A retail data team must join two years of clickstream logs stored as 4 TB of Parquet in Cloud Storage with a customer dimension table in BigQuery, producing an aggregated feature table for model training. The transformation involves several wide joins and window functions over the full history, runs as a one-off backfill, and the team wants to write standard SQL rather than maintain cluster infrastructure. Which approach should the team choose for this preprocessing job?
- AProvision a Dataproc cluster running Apache Spark, read both sources with the connectors, and express the joins and window functions in Spark SQL.
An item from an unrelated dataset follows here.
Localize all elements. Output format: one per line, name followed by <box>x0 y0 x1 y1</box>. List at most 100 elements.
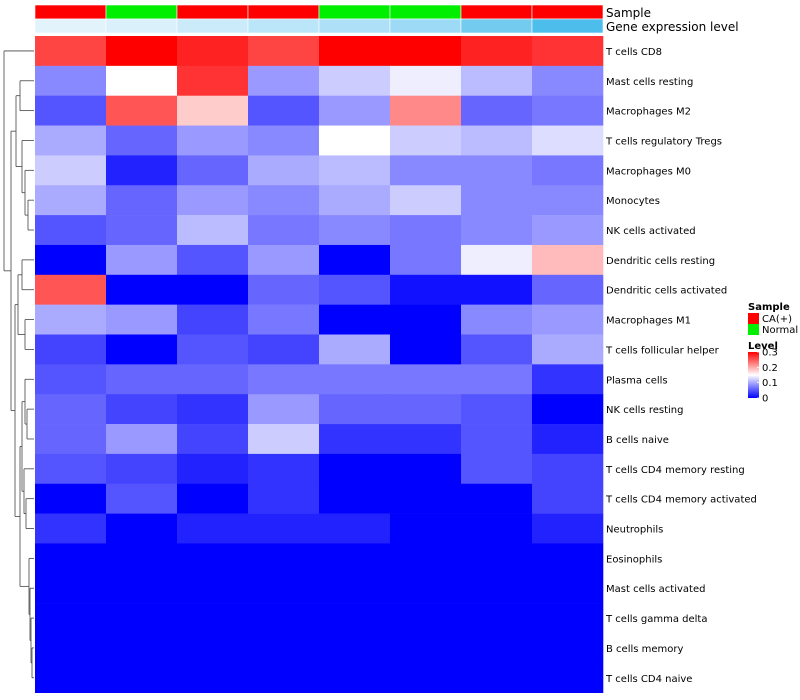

- BBuild a streaming Dataflow pipeline with the Apache Beam SDK that reads the Parquet files and emits aggregated features continuously.
- CDownload the Parquet files to a single large virtual machine and process the joins with the pandas in-memory framework.
- DLoad the Parquet files into BigQuery as an external table and run the joins and window functions as a scheduled BigQuery SQL query. Correct
Why A is wrong: Spark on Dataproc can express the same logic and is tempting for large Parquet workloads, but it forces the team to size, run, and tear down a cluster, which contradicts their wish to avoid maintaining infrastructure for a one-off backfill.
Why B is wrong: Dataflow suits continuous or event-time pipelines, so it sounds modern here, but a streaming job is the wrong shape for a bounded historical backfill and requires Beam coding rather than the standard SQL the team asked for.
Why C is wrong: Pandas is the right reach for small datasets and feels simple, but 4 TB will not fit in a single machine's memory, so this in-memory approach fails at the required scale.
Why D is correct: BigQuery handles multi-terabyte joins and window functions in standard SQL with no cluster to manage, and external tables let it read the Parquet directly alongside the existing dimension table, matching every stated constraint.